Фукидид, похоже, не разделяет мнения Никия и, вопреки суждению некоторых комментаторов, не относится сочувственно к его попытке поднять дух воинства, прибегая к отжившей свой век теории.
Ему вторит Еврипид. Настроенный еще более скептически, он с горечью наблюдает за упадком полисных нравов и восклицает:
В людях сила правду осилила:
Стыд им больше не свят, и друзей
Добродетель меж них не найдет.
Ты силен - так и прав, говорят,
Гнева божия злой не трепещет...
(Ифигения в Авлиде) [3]
3 Еврипид. Трагедии. М., 1980. Т. 2. С. 486.
Наконец, полная дискредитация концепции "зависти богов" происходит лишь после того, как ее высмеял в комедии "Плутос" Аристофан. На вопрос старика земледельца Хремила, почему ослеп Плутос, бог богатства отвечает:
Зевс ослепил меня, всем вам завидуя.
Ребенком я однажды пригрозил ему,
Что посещать я стану только праведных,
Разумных, честных: он и ослепил меня,
Чтоб никого из них я различать не мог.
Настолько людям честным он завидует!
(Плутос) [4]
4 Аристофан. Комедии. В 2 т. М., 1954. Т. 2. С. 404.
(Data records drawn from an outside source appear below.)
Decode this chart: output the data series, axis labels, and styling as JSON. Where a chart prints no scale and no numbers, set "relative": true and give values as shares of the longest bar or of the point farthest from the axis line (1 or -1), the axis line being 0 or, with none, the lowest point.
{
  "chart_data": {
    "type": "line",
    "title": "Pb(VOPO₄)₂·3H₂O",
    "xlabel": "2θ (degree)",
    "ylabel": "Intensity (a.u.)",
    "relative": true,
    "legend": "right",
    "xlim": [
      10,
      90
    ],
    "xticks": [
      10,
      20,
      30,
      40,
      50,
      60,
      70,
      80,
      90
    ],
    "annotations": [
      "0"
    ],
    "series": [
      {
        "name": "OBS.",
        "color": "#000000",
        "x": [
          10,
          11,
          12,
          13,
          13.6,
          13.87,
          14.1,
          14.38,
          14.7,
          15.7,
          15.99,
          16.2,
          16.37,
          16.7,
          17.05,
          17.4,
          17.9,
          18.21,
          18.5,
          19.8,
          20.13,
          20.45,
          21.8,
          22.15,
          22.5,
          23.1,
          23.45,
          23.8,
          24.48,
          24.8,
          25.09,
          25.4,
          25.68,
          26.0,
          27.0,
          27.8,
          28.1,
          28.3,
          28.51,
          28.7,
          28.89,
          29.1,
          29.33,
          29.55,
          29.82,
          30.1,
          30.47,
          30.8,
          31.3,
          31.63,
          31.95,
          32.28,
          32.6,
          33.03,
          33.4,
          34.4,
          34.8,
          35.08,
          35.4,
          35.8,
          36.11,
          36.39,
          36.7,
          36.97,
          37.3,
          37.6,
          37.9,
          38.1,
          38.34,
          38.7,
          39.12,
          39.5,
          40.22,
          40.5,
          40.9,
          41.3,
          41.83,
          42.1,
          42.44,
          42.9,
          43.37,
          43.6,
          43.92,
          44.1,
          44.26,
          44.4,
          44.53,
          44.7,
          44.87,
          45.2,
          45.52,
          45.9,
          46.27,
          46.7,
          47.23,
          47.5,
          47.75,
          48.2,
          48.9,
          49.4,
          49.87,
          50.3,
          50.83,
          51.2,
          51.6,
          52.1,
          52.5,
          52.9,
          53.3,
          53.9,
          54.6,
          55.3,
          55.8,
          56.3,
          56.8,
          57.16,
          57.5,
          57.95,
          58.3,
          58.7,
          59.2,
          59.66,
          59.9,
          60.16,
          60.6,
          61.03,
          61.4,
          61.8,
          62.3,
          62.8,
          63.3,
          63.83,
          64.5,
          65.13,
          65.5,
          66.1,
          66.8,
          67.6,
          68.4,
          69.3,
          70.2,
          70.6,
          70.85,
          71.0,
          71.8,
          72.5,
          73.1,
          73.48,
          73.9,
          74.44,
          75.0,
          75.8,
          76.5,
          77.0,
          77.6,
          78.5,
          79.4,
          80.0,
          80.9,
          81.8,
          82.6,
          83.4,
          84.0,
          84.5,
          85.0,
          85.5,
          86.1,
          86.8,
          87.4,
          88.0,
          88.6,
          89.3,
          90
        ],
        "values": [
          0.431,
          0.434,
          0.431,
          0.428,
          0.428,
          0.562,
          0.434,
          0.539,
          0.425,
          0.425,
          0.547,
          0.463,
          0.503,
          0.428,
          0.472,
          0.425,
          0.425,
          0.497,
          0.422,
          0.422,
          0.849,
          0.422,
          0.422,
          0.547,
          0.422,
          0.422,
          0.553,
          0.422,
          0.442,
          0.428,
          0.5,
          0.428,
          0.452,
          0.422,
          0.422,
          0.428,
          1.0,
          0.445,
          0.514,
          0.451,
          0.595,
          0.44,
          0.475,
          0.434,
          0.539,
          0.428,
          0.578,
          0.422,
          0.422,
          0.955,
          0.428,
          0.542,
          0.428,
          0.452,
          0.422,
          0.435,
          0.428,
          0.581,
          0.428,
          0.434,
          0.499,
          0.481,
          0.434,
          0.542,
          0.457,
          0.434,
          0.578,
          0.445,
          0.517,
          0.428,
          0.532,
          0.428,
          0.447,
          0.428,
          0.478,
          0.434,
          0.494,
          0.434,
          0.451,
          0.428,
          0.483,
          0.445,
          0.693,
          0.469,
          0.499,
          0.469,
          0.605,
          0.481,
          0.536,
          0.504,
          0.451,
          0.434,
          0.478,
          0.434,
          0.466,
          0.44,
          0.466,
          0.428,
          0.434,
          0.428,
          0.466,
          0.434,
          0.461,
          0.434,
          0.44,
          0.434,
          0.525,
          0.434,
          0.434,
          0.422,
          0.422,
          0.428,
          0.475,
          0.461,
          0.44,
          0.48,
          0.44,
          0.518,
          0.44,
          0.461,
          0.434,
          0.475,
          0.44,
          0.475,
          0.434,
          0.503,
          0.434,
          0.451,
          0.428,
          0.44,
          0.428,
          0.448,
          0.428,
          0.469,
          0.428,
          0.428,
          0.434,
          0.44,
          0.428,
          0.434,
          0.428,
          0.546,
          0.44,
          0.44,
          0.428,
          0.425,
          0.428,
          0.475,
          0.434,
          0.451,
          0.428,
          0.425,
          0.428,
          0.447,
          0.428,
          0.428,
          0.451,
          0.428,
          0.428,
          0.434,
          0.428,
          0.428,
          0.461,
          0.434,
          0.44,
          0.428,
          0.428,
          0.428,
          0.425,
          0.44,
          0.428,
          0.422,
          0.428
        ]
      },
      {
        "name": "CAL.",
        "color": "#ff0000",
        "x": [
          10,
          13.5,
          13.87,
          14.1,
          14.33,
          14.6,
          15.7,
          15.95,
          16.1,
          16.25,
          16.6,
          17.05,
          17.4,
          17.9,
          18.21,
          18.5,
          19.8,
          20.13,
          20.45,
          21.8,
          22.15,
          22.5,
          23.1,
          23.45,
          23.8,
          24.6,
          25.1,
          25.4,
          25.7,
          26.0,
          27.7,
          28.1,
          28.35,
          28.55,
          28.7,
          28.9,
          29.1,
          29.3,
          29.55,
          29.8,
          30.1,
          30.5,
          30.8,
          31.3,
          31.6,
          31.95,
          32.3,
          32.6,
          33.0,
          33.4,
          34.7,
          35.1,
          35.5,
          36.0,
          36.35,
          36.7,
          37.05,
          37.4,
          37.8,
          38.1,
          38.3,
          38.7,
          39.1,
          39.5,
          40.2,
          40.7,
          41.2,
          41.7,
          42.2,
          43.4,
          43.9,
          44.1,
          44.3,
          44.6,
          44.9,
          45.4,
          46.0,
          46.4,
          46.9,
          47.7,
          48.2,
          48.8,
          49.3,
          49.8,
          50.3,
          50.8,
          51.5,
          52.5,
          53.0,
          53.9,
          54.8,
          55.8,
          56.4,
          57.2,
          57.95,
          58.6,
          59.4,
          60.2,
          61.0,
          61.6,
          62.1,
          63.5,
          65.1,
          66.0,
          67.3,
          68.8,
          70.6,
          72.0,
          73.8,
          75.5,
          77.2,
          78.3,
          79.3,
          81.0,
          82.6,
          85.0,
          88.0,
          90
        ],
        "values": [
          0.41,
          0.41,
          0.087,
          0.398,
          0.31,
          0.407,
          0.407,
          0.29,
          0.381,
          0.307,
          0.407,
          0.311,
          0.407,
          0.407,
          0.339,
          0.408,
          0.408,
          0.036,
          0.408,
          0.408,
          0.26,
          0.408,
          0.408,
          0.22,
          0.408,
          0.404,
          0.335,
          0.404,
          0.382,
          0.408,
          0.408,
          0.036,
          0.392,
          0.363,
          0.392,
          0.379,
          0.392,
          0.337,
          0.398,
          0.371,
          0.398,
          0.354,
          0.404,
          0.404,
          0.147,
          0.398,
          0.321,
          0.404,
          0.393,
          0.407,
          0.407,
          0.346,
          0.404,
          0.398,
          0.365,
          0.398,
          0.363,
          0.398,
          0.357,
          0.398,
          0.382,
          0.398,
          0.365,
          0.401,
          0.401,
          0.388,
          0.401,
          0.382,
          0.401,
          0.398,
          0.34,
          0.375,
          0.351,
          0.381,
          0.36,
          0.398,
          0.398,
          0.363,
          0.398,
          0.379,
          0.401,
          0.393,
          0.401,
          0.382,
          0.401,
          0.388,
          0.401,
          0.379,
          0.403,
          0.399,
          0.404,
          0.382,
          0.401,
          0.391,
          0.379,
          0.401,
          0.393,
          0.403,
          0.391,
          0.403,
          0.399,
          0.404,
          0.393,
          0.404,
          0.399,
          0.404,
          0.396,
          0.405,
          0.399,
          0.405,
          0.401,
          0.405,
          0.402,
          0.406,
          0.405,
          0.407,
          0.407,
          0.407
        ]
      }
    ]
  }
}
Такова в общих чертах метаморфоза античной веры в божественную зависть от Гомера до Аристофана. Но преклонение перед "завистью богов" у греков не исчезает совсем, и, как всякое народное суеверие, оно еще долго будет довлеть над умами людей. Правда, из сферы мифологической зависть перекочевывает в сферу социально-психологическую, став неотъемлемой частью нравственной культуры полиса. "Зависть богов" (phthonos theon) окончательно превращается в "зависть людей" (phthonos anthroроn). В этом наиболее полно раскрывается социологический подход к проблеме зависти как типу социального поведения. Для дальнейшего уяснения этого вопроса рассмотрим проблему взаимодействия зависти и политики в греческой демократии на наиболее ярком примере ее проявления - действии института остракизма.
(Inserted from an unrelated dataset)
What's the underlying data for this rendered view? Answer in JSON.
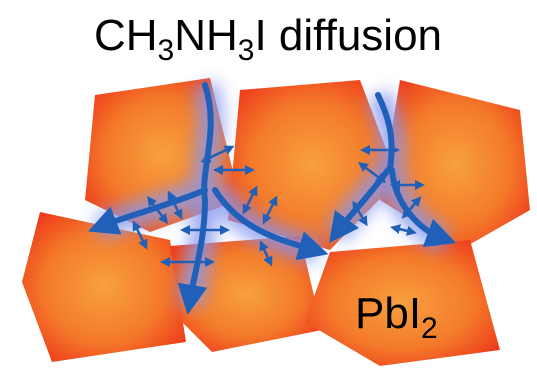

"НЕ ДЛЯ ТАКИХ ЛЮДЕЙ БЫЛ ОСТРАКИЗМ ВВЕДЕН"
Институт остракизма, просуществовавший в Афинах фактически с 487 по 417 год до н. э., изначально был введен как орудие борьбы с тиранией. Остракизм представлял собой почетную ссылку. Изгоняемый должен был покинуть страну на 10 лет. По истечении этого срока он мог вернуться на родину с полным восстановлением права собственности и гражданского статуса. Иными словами, остракизм был задуман не столько для физического уничтожения личности, сколько для того, чтобы единовременным и внешне демократическим актом свести на нет амбициозные планы особо возвысившейся личности. Однако очень быстро из института борьбы против тирании остракизм превратился в средство внутриполисной борьбы враждующих группировок, а подчас и в средство сведения личных счетов. Подобную политическую метаморфозу остракизма хорошо в свое время уловил Аристотель:
"...Изгоняли остракизмом сторонников тиранов, против которых был направлен этот закон; после же этого на четвертый год стали подвергать изгнанию и из остальных граждан всякого, кто только казался слишком влиятельным" [1].
1 Аристотель. Афинская полнтия. М., 1937. С. 33.
Зимой каждого года на афинском народном собрании обсуждался вопрос о необходимости проведения остракизма, при этом, однако, никакие конкретные имена не упоминались. Если решение было положительным, то совершались все необходимые приготовления к голосованию, которое проходило ранней весной. Во время самой процедуры часть агоры огораживалась забором, оставались лишь десять ворот, у которых располагались официальные лица полиса для идентификации граждан и их права на голосование. Имена неугодных демосу лиц писали на черепках - остраках. Голосующие же проходили в ворота, перевернув свои остраки вверх дном, и оставались внутри огороженного места, дабы избежать повторного голосования. При подсчете голосов учитывался кворум в 6 тысяч голосов. Тот, за изгнание которого было отдано большее количество голосов, должен был покинуть Афины в десятидневный срок.
Иную окраску приобретает проблема остракизма, если взглянуть на это уникальное историко-политическое явление глазами социолога. Из каких соображений исходили голосующие при вынесении приговора своей жертве? Чем диктовался выбор на групповом и индивидуальном уровнях в каждом конкретном случае? И вообще, какая может быть связь между афинским остракизмом и интересующей нас проблемой зависти?
Вся парадоксальность ситуации остракизма, пожалуй, и заключается в том, что далеко не всегда, более того, в большинстве известных нам случаев мотивировка выходит далеко за пределы чистой политики. Рассуждая на эту тему, в конце прошлого века Ф. Ницше счел возможным расценить остракизм в целом как проявление "молчаливой зависти толпы". Подход этот не лишен оснований, если учесть, что латентная зависть сопутствует всем эзотерически замкнутым и основанным на эгалитарных началах сообществам и обществам. Еще задолго до Ницше, для которого "зависть толпы" есть одновременно и признание достоинств сильной личности и в то же время главное препятствие на путях раскрытия ее творческого потенциала, Ф. Бэкон в "Опытах..." усматривал позитивные стороны в социальных функциях зависти. "Что касается зависти в общественной жизни, то в ней есть и хорошие стороны - чего никак не скажешь про зависть личную. Ибо зависть в жизни общественной есть род остракизма, поражающего тех, кто чрезмерно вознесся, и служит поэтому уздой для облеченных властью" [1].